Here is the question:
Transform $\textbf{A} = \hat{\mathbf{x}} 2 - \hat{\mathbf{y}}5 + \hat{\mathbf{z}}3$ into cylindrical coordinates at point ($x=-2, y=3, z=1$).
What I have tried is this: consider the point the exercise has given and find $r$ and $\theta$ with it. This leads to
$$r = \sqrt{(-2)^2 + 3^2} = \sqrt{13}, \quad \cos \theta = \frac{-2}{\sqrt{13}}, \sin \theta = \frac{3}{\sqrt{13}}.$$
The book gives the relation
$$ \begin{bmatrix} A_r \\ A_{\theta} \\ A_z \end{bmatrix} = \begin{bmatrix} \cos \theta & \sin \theta & 0 \\ - \sin \theta & \cos \theta & 0 \\ 0 & 0 & 1 \end{bmatrix} \begin{bmatrix} A_x \\ A_y \\ A_z \end{bmatrix} $$
as the relation of the coordinates. Using this, I plugged the values of $\cos \theta, \sin \theta$ I found and took $A_x = 2, A_y = -5, A_z = 3$. Therefore,
$$ \begin{bmatrix} A_r \\ A_{\theta} \\ A_z \end{bmatrix} = \begin{bmatrix} 2 \cos \theta - 5 \sin \theta \\ - 2 \sin \theta -5 \cos \theta \\ 3 \end{bmatrix} = \begin{bmatrix} \frac{2 \cdot (-2) - 5 \cdot (3)}{\sqrt{13}} \\ \frac{-2 \cdot (-2) -5 \cdot (3)}{\sqrt{13}} \\ 3 \end{bmatrix} = \begin{bmatrix} \frac{-19}{\sqrt{13}} \\ \frac{- 11}{\sqrt{13}} \\ 3 \end{bmatrix}. $$
This gives approximately $(A_r, A_{\theta}, A_z) = (- 5.27, 3.05, 3)$, but the answer is
$$\textbf{A} = \hat{\mathbf{r}} 5.27 - \hat{\mathbf{\theta}}1.11 + \hat{\mathbf{z}}3.$$
Seemingly I get a wrong sign for the first coordinate and the second one is completely off. What am I doing wrong (if so)?

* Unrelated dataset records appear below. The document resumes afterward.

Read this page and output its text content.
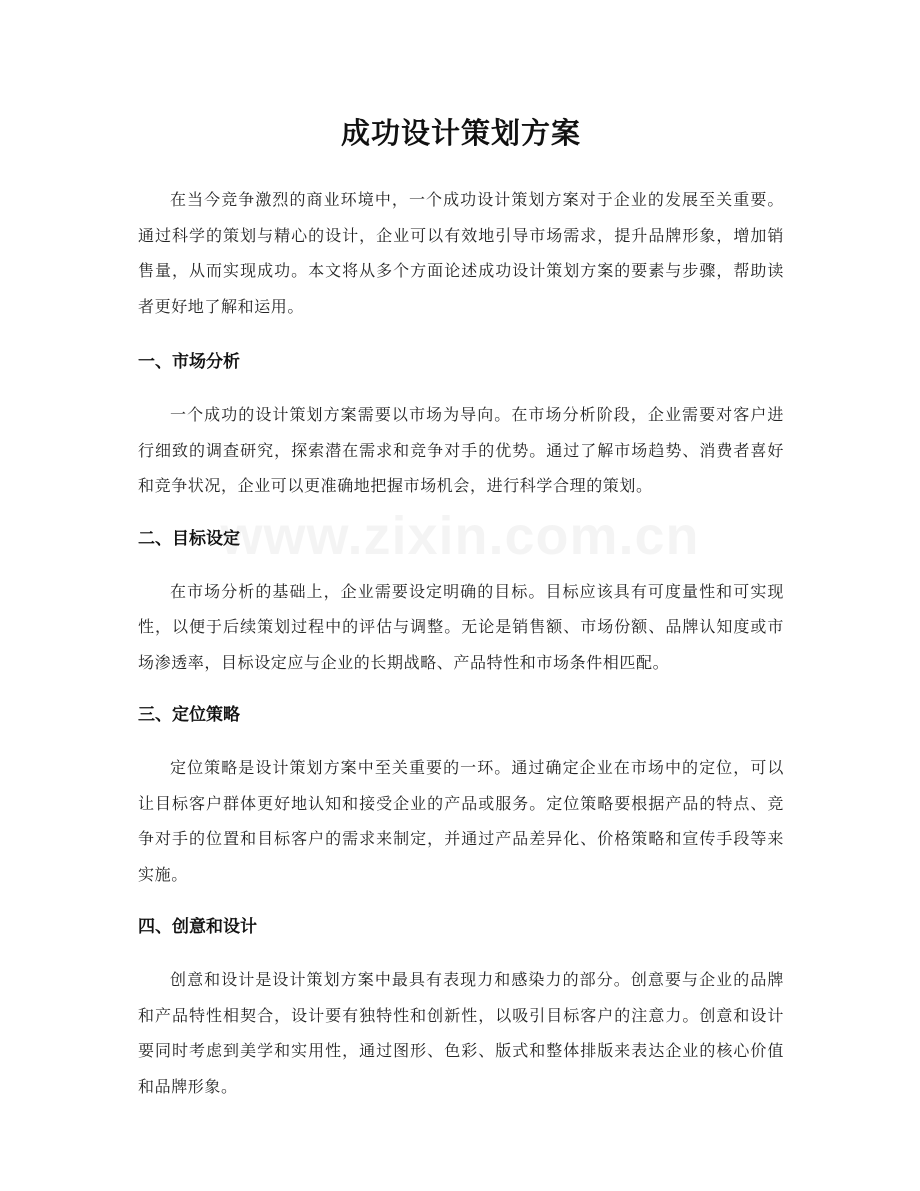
成功设计策划方案

在当今竞争激烈的商业环境中，一个成功设计策划方案对于企业的发展至关重要。通过科学的策划与精心的设计，企业可以有效地引导市场需求，提升品牌形象，增加销售量，从而实现成功。本文将从多个方面论述成功设计策划方案的要素与步骤，帮助读者更好地了解和运用。

一、市场分析

一个成功的设计策划方案需要以市场为导向。在市场分析阶段，企业需要对客户进行细致的调查研究，探索潜在需求和竞争对手的优势。通过了解市场趋势、消费者喜好和竞争状况，企业可以更准确地把握市场机会，进行科学合理的策划。

二、目标设定

在市场分析的基础上，企业需要设定明确的目标。目标应该具有可度量性和可实现性，以便于后续策划过程中的评估与调整。无论是销售额、市场份额、品牌认知度或市场渗透率，目标设定应与企业的长期战略、产品特性和市场条件相匹配。

三、定位策略

定位策略是设计策划方案中至关重要的一环。通过确定企业在市场中的定位，可以让目标客户群体更好地认知和接受企业的产品或服务。定位策略要根据产品的特点、竞争对手的位置和目标客户的需求来制定，并通过产品差异化、价格策略和宣传手段等来实施。

四、创意和设计

创意和设计是设计策划方案中最具有表现力和感染力的部分。创意要与企业的品牌和产品特性相契合，设计要有独特性和创新性，以吸引目标客户的注意力。创意和设计要同时考虑到美学和实用性，通过图形、色彩、版式和整体排版来表达企业的核心价值和品牌形象。
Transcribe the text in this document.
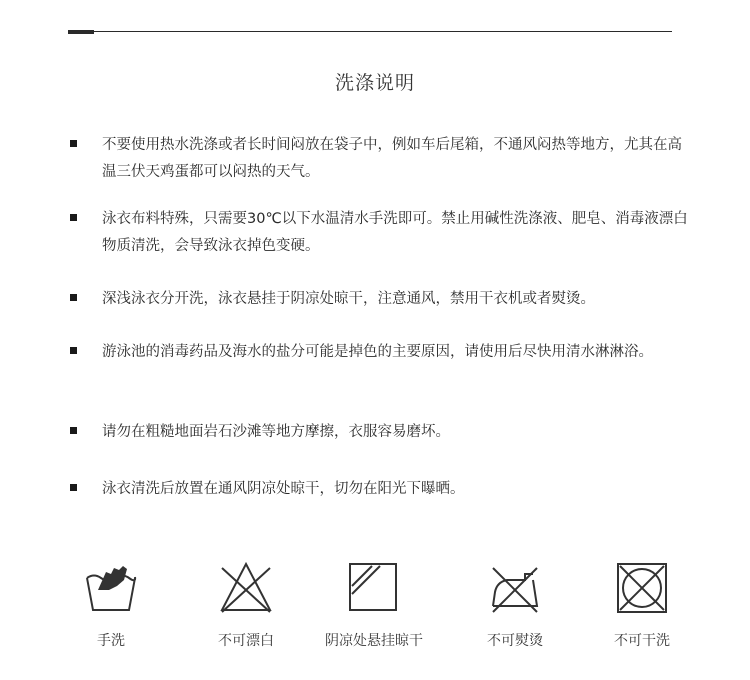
洗涤说明
不要使用热水洗涤或者长时间闷放在袋子中，例如车后尾箱，不通风闷热等地方，尤其在高温三伏天鸡蛋都可以闷热的天气。
泳衣布料特殊，只需要30℃以下水温清水手洗即可。禁止用碱性洗涤液、肥皂、消毒液漂白物质清洗，会导致泳衣掉色变硬。
深浅泳衣分开洗，泳衣悬挂于阴凉处晾干，注意通风，禁用干衣机或者熨烫。
游泳池的消毒药品及海水的盐分可能是掉色的主要原因，请使用后尽快用清水淋淋浴。
请勿在粗糙地面岩石沙滩等地方摩擦，衣服容易磨坏。
泳衣清洗后放置在通风阴凉处晾干，切勿在阳光下曝晒。
手洗	不可漂白	阴凉处悬挂晾干	不可熨烫	不可干洗
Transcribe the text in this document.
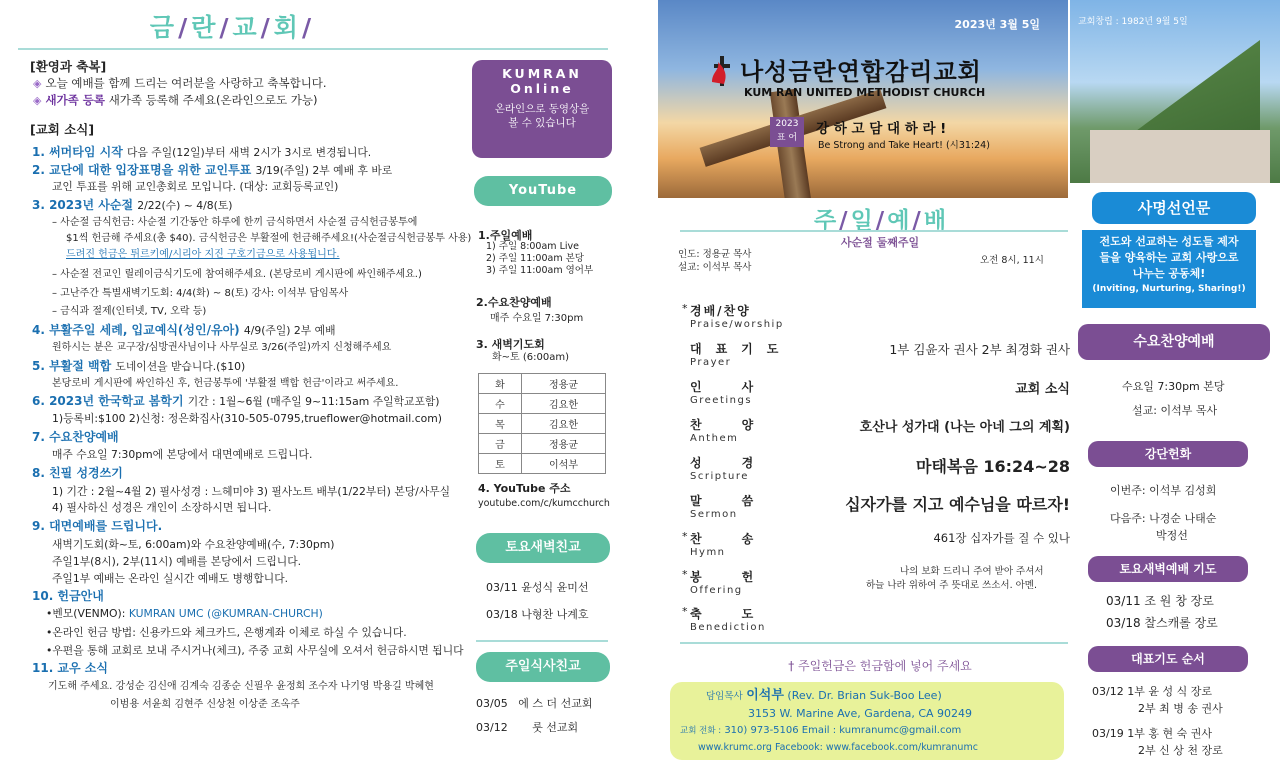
금 / 란 / 교 / 회 /
[환영과 축복]
◈ 오늘 예배를 함께 드리는 여러분을 사랑하고 축복합니다.
◈ 새가족 등록 새가족 등록해 주세요(온라인으로도 가능)
[교회 소식]
1. 써머타임 시작 다음 주일(12일)부터 새벽 2시가 3시로 변경됩니다.
2. 교단에 대한 입장표명을 위한 교인투표 3/19(주일) 2부 예배 후 바로
교인 투표를 위해 교인총회로 모입니다. (대상: 교회등록교인)
3. 2023년 사순절 2/22(수) ~ 4/8(토)
– 사순절 금식헌금: 사순절 기간동안 하루에 한끼 금식하면서 사순절 금식헌금봉투에
$1씩 헌금해 주세요(총 $40). 금식헌금은 부활절에 헌금해주세요!(사순절금식헌금봉투 사용)
드려진 헌금은 튀르키예/시리아 지진 구호기금으로 사용됩니다.
– 사순절 전교인 릴레이금식기도에 참여해주세요. (본당로비 게시판에 싸인해주세요.)
– 고난주간 특별새벽기도회: 4/4(화) ~ 8(토) 강사: 이석부 담임목사
– 금식과 절제(인터넷, TV, 오락 등)
4. 부활주일 세례, 입교예식(성인/유아) 4/9(주일) 2부 예배
원하시는 분은 교구장/심방권사님이나 사무실로 3/26(주일)까지 신청해주세요
5. 부활절 백합 도네이션을 받습니다.($10)
본당로비 게시판에 싸인하신 후, 헌금봉투에 '부활절 백합 헌금'이라고 써주세요.
6. 2023년 한국학교 봄학기 기간 : 1월~6월 (매주일 9~11:15am 주일학교포함)
1)등록비:$100 2)신청: 정은화집사(310-505-0795,trueflower@hotmail.com)
7. 수요찬양예배
매주 수요일 7:30pm에 본당에서 대면예배로 드립니다.
8. 친필 성경쓰기
1) 기간 : 2월~4월 2) 필사성경 : 느헤미야 3) 필사노트 배부(1/22부터) 본당/사무실
4) 필사하신 성경은 개인이 소장하시면 됩니다.
9. 대면예배를 드립니다.
새벽기도회(화~토, 6:00am)와 수요찬양예배(수, 7:30pm)
주일1부(8시), 2부(11시) 예배를 본당에서 드립니다.
주일1부 예배는 온라인 실시간 예배도 병행합니다.
10. 헌금안내
•벤모(VENMO): KUMRAN UMC (@KUMRAN-CHURCH)
•온라인 헌금 방법: 신용카드와 체크카드, 은행계좌 이체로 하실 수 있습니다.
•우편을 통해 교회로 보내 주시거나(체크), 주중 교회 사무실에 오셔서 헌금하시면 됩니다
11. 교우 소식
기도해 주세요. 강성순 김신애 김계숙 김종순 신필우 윤정희 조수자 나기영 박용길 박혜현
이범용 서윤희 김현주 신상천 이상준 조옥주
KUMRAN
Online
온라인으로 동영상을 볼 수 있습니다
YouTube
1.주일예배
1) 주일 8:00am Live
2) 주일 11:00am 본당
3) 주일 11:00am 영어부
2.수요찬양예배
매주 수요일 7:30pm
3. 새벽기도회
화~토 (6:00am)
화	정용균
수	김요한
목	김요한
금	정용균
토	이석부
4. YouTube 주소
youtube.com/c/kumcchurch
토요새벽친교
03/11 윤성식 윤미선
03/18 나형찬 나계호
주일식사친교
03/05 에 스 더 선교회
03/12 룻 선교회
2023년 3월 5일
나성금란연합감리교회
KUM RAN UNITED METHODIST CHURCH
2023
표 어
강 하 고 담 대 하 라 !
Be Strong and Take Heart! (시31:24)
주 / 일 / 예 / 배
사순절 둘째주일
인도: 정용균 목사
설교: 이석부 목사
오전 8시, 11시
* 경배/찬양
Praise/worship
대표기도
Prayer
1부 김윤자 권사 2부 최경화 권사
인사
Greetings
교회 소식
찬양
Anthem
호산나 성가대 (나는 아네 그의 계획)
성경
Scripture
마태복음 16:24~28
말씀
Sermon
십자가를 지고 예수님을 따르자!
* 찬송
Hymn
461장 십자가를 질 수 있나
* 봉헌
Offering
나의 보화 드리니 주여 받아 주셔서
하늘 나라 위하여 주 뜻대로 쓰소서. 아멘.
* 축도
Benediction
† 주일헌금은 헌금함에 넣어 주세요
담임목사 이석부 (Rev. Dr. Brian Suk-Boo Lee)
3153 W. Marine Ave, Gardena, CA 90249
교회 전화 : 310) 973-5106 Email : kumranumc@gmail.com
www.krumc.org Facebook: www.facebook.com/kumranumc
교회창립 : 1982년 9월 5일
사명선언문
전도와 선교하는 성도들 제자들을 양육하는 교회 사랑으로 나누는 공동체!
(Inviting, Nurturing, Sharing!)
수요찬양예배
수요일 7:30pm 본당
설교: 이석부 목사
강단헌화
이번주: 이석부 김성희
다음주: 나경순 나태순
박정선
토요새벽예배 기도
03/11 조 원 창 장로
03/18 찰스캐롤 장로
대표기도 순서
03/12 1부 윤 성 식 장로
2부 최 병 송 권사
03/19 1부 홍 현 숙 권사
2부 신 상 천 장로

This comes from self-studying electromagnetism using this book, first chapter (vector algebra).
When you substituted in for the trig functions in the $A_{\theta}$ line, you put the values in wrong. You should have $-2\sin \theta - 5 \cos \theta=\frac 1{\sqrt{13}}(2(-2)-5(-2))=\frac 4{\sqrt{13}}\approx 1.11$
Now we have an overall sign error relative to the book. As I draw the picture, the book is wrong. The given point is in the second quadrant, while $\textbf{A}$ points down and toward the origin. $A_r$ is therefore negative. $\textbf{A}$ also points to the left of the radial vector from the point to the origin, so $A_{\theta}$ is positive.